Hamish Chamberlayne, Portfolio Manager for the Janus Henderson Global Sustainable Equity strategy discusses recent developments affecting the world of Sustainable & Responsible Investment (SRI).
In the second quarter of 2019 global stock markets advanced to new highs for the year, with the MSCI World index rising 6.7% in sterling terms*. There was another spike in volatility during the quarter as markets fell in May due to escalation in the US-China trade war and further evidence of a slowing global economy. The sell-off was short lived, however, with markets rallying sharply in June as the US Federal Reserve (Fed) gave a strong signal that it could soon cut interest rates.
*Souce: Refinitiv Datastream, 31 March to 30 June 2019, total returns, in UK sterling.
Information technology again was one of the best performing sectors. While technology has been a key battleground in the US–China trade war, many companies are exposed to secular growth drivers that, to date, have not been derailed by the political environment. Perhaps counterintuitively, the political tension between the US and China could actually be supportive for technology companies, to the extent that it might precipitate an innovation ‘arms race’. The real estate sector also responded positively to the shift in direction in monetary policy. Underperforming sectors were healthcare and energy, the former remaining under pressure due to negative political rhetoric from Democratic Presidential candidates around large scale reforms, and the latter due to weak oil markets in the face of slowing economic growth.
It is too early to confirm but, six months into 2019, it appears that extreme weather events are on the rise. To highlight a few, there have been record summer temperatures in Australia, Alaska, and Europe, months of floods and tornadoes in the US Midwest and heavier than usual monsoons in India. Encouragingly, records are also being set in renewable energy. In the UK this year zero-carbon energy will overtake fossil fuels as the largest electricity source over a full calendar year. And in April, renewable energy overtook coal fired power generation for the first time in the US.
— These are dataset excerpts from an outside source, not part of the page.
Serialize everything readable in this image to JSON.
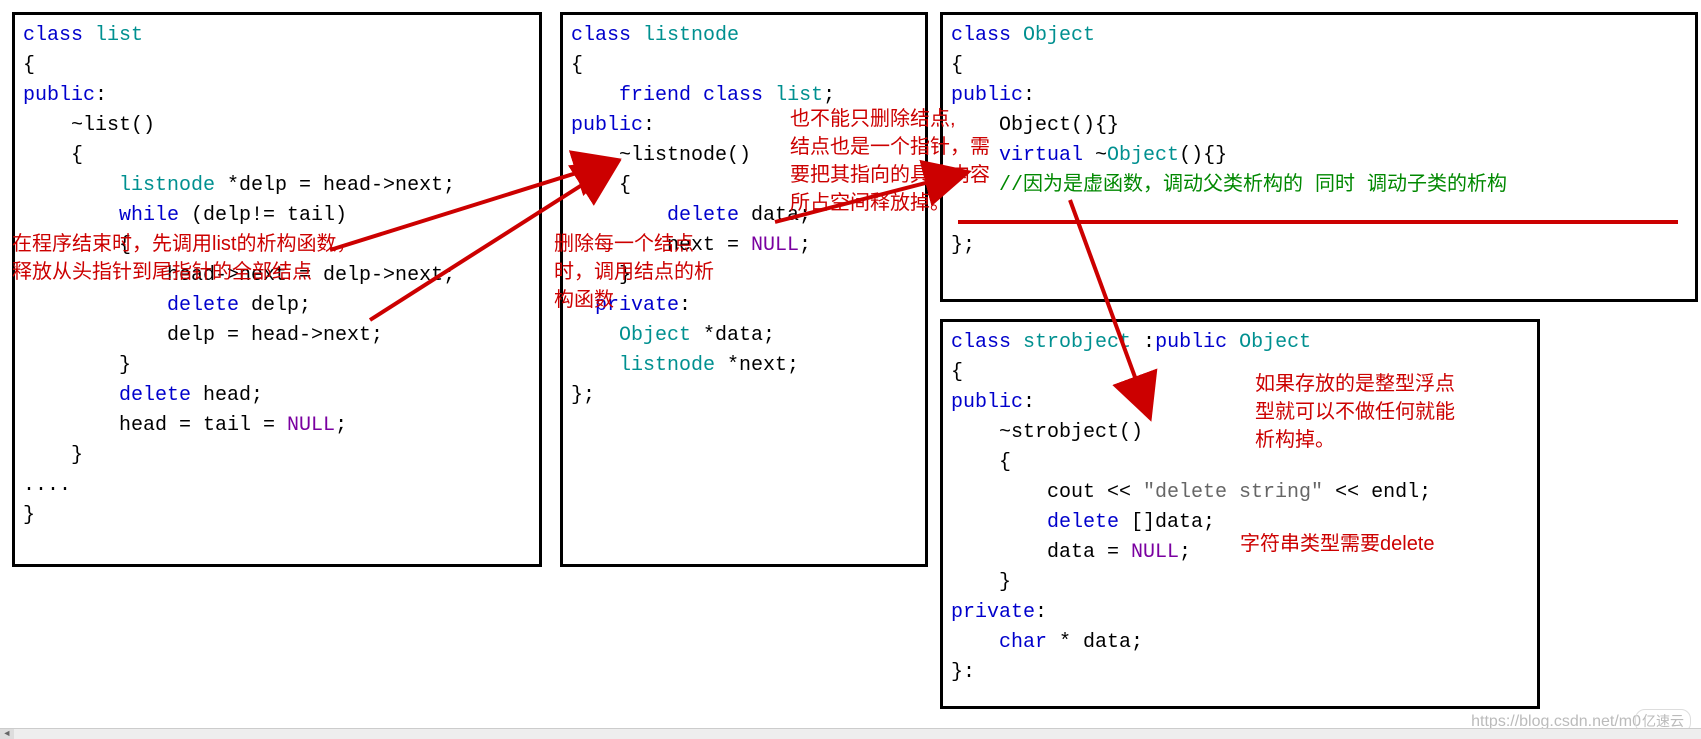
{
  "boxes": {
    "list": {
      "tokens": [
        [
          [
            "class ",
            "kw"
          ],
          [
            "list",
            "type"
          ]
        ],
        [
          [
            "{",
            ""
          ]
        ],
        [
          [
            "public",
            "kw"
          ],
          [
            ":",
            ""
          ]
        ],
        [
          [
            "    ~list()",
            ""
          ]
        ],
        [
          [
            "    {",
            ""
          ]
        ],
        [
          [
            "        ",
            ""
          ],
          [
            "listnode",
            "type"
          ],
          [
            " *delp = head->next;",
            ""
          ]
        ],
        [
          [
            "        ",
            ""
          ],
          [
            "while",
            "kw"
          ],
          [
            " (delp!= tail)",
            ""
          ]
        ],
        [
          [
            "        {",
            ""
          ]
        ],
        [
          [
            "            head->next = delp->next;",
            ""
          ]
        ],
        [
          [
            "            ",
            ""
          ],
          [
            "delete",
            "kw"
          ],
          [
            " delp;",
            ""
          ]
        ],
        [
          [
            "            delp = head->next;",
            ""
          ]
        ],
        [
          [
            "        }",
            ""
          ]
        ],
        [
          [
            "        ",
            ""
          ],
          [
            "delete",
            "kw"
          ],
          [
            " head;",
            ""
          ]
        ],
        [
          [
            "        head = tail = ",
            ""
          ],
          [
            "NULL",
            "macro"
          ],
          [
            ";",
            ""
          ]
        ],
        [
          [
            "    }",
            ""
          ]
        ],
        [
          [
            "....",
            ""
          ]
        ],
        [
          [
            "}",
            ""
          ]
        ]
      ]
    },
    "listnode": {
      "tokens": [
        [
          [
            "class ",
            "kw"
          ],
          [
            "listnode",
            "type"
          ]
        ],
        [
          [
            "{",
            ""
          ]
        ],
        [
          [
            "    ",
            ""
          ],
          [
            "friend",
            "kw"
          ],
          [
            " ",
            ""
          ],
          [
            "class",
            "kw"
          ],
          [
            " ",
            ""
          ],
          [
            "list",
            "type"
          ],
          [
            ";",
            ""
          ]
        ],
        [
          [
            "public",
            "kw"
          ],
          [
            ":",
            ""
          ]
        ],
        [
          [
            "    ~listnode()",
            ""
          ]
        ],
        [
          [
            "    {",
            ""
          ]
        ],
        [
          [
            "        ",
            ""
          ],
          [
            "delete",
            "kw"
          ],
          [
            " data;",
            ""
          ]
        ],
        [
          [
            "        next = ",
            ""
          ],
          [
            "NULL",
            "macro"
          ],
          [
            ";",
            ""
          ]
        ],
        [
          [
            "    }",
            ""
          ]
        ],
        [
          [
            "  ",
            ""
          ],
          [
            "private",
            "kw"
          ],
          [
            ":",
            ""
          ]
        ],
        [
          [
            "    ",
            ""
          ],
          [
            "Object",
            "type"
          ],
          [
            " *data;",
            ""
          ]
        ],
        [
          [
            "    ",
            ""
          ],
          [
            "listnode",
            "type"
          ],
          [
            " *next;",
            ""
          ]
        ],
        [
          [
            "};",
            ""
          ]
        ]
      ]
    },
    "object": {
      "tokens": [
        [
          [
            "class ",
            "kw"
          ],
          [
            "Object",
            "type"
          ]
        ],
        [
          [
            "{",
            ""
          ]
        ],
        [
          [
            "public",
            "kw"
          ],
          [
            ":",
            ""
          ]
        ],
        [
          [
            "    Object(){}",
            ""
          ]
        ],
        [
          [
            "    ",
            ""
          ],
          [
            "virtual",
            "kw"
          ],
          [
            " ~",
            ""
          ],
          [
            "Object",
            "type"
          ],
          [
            "(){}",
            ""
          ]
        ],
        [
          [
            "    ",
            ""
          ],
          [
            "//因为是虚函数，调动父类析构的 同时 调动子类的析构",
            "cmt"
          ]
        ],
        [
          [
            "",
            ""
          ]
        ],
        [
          [
            "};",
            ""
          ]
        ]
      ]
    },
    "strobject": {
      "tokens": [
        [
          [
            "class ",
            "kw"
          ],
          [
            "strobject",
            "type"
          ],
          [
            " :",
            ""
          ],
          [
            "public",
            "kw"
          ],
          [
            " ",
            ""
          ],
          [
            "Object",
            "type"
          ]
        ],
        [
          [
            "{",
            ""
          ]
        ],
        [
          [
            "public",
            "kw"
          ],
          [
            ":",
            ""
          ]
        ],
        [
          [
            "    ~strobject()",
            ""
          ]
        ],
        [
          [
            "    {",
            ""
          ]
        ],
        [
          [
            "        cout << ",
            ""
          ],
          [
            "\"delete string\"",
            "str"
          ],
          [
            " << endl;",
            ""
          ]
        ],
        [
          [
            "        ",
            ""
          ],
          [
            "delete",
            "kw"
          ],
          [
            " []data;",
            ""
          ]
        ],
        [
          [
            "        data = ",
            ""
          ],
          [
            "NULL",
            "macro"
          ],
          [
            ";",
            ""
          ]
        ],
        [
          [
            "    }",
            ""
          ]
        ],
        [
          [
            "private",
            "kw"
          ],
          [
            ":",
            ""
          ]
        ],
        [
          [
            "    ",
            ""
          ],
          [
            "char",
            "kw"
          ],
          [
            " * data;",
            ""
          ]
        ],
        [
          [
            "}:",
            ""
          ]
        ]
      ]
    }
  },
  "annotations": {
    "a1": "在程序结束时，先调用list的析构函数，\n释放从头指针到尾指针的全部结点",
    "a2": "删除每一个结点\n时，调用结点的析\n构函数",
    "a3": "也不能只删除结点,\n结点也是一个指针，需\n要把其指向的具体内容\n所占空间释放掉。",
    "a4": "如果存放的是整型浮点\n型就可以不做任何就能\n析构掉。",
    "a5": "字符串类型需要delete"
  },
  "watermark": "https://blog.csdn.net/m0",
  "logo": "亿速云"
}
When considering greenhouse gases, most people think of transportation and power as being the largest polluters but in fact agriculture is a greater contributor. What we eat has the biggest impact on the environment, and this is why we include criteria on intensive farming, along with meat and dairy, in our investment principles. Reducing global meat consumption is an important factor in achieving environmental targets and, in this respect, it is interesting to see the growth in ‘fake’ meat. One of hottest initial public offerings (IPOs) this quarter was Beyond Meat, a manufacturer of plant based burgers and sausages, which has risen more than fourfold from its listing price. We have not invested because we find the valuation too high and we are not yet convinced of its sustainable competitive advantage.
In other news, there has been a step up in regulatory scrutiny of some of the big technology companies. The US Justice Department is preparing an anti-trust probe of Google and it has also been given jurisdiction over Apple as part of a broad review into potential anti-competitive behaviour. Meanwhile, the US Federal Trade Commission has assumed oversight of Amazon and Facebook, looking at how they could potentially be harming competition. Facebook also continues to be beset by controversies over the governance of its social media platform. Following its handling of the recent Christchurch attacks, New Zealand’s Privacy Commissioner branded the company "morally bankrupt pathological liars". We have never invested in Facebook because of its weak stewardship in respect of social concerns.
With global stock markets having delivered strong returns, we are receiving lots of questions about valuation levels. There is also much nervousness around global politics and slowing economic growth. How could stock markets go higher from these levels?
Certainly, we are mindful of these risks and, for this reason, we have been working hard to shift the risk balance in the strategy. Our trading activity has been focused on reallocating capital away from stocks exposed to global industrial production towards more defensive growth. While it is true that valuations are less attractive than they were at the end of 2018, we still see reason to be constructive. With the Fed signalling a move towards looser monetary policy, we see the potential for significant valuation upside in companies that are growing.
We always like to remind investors of the need to differentiate between valuation and value. We still see value in companies that are growing.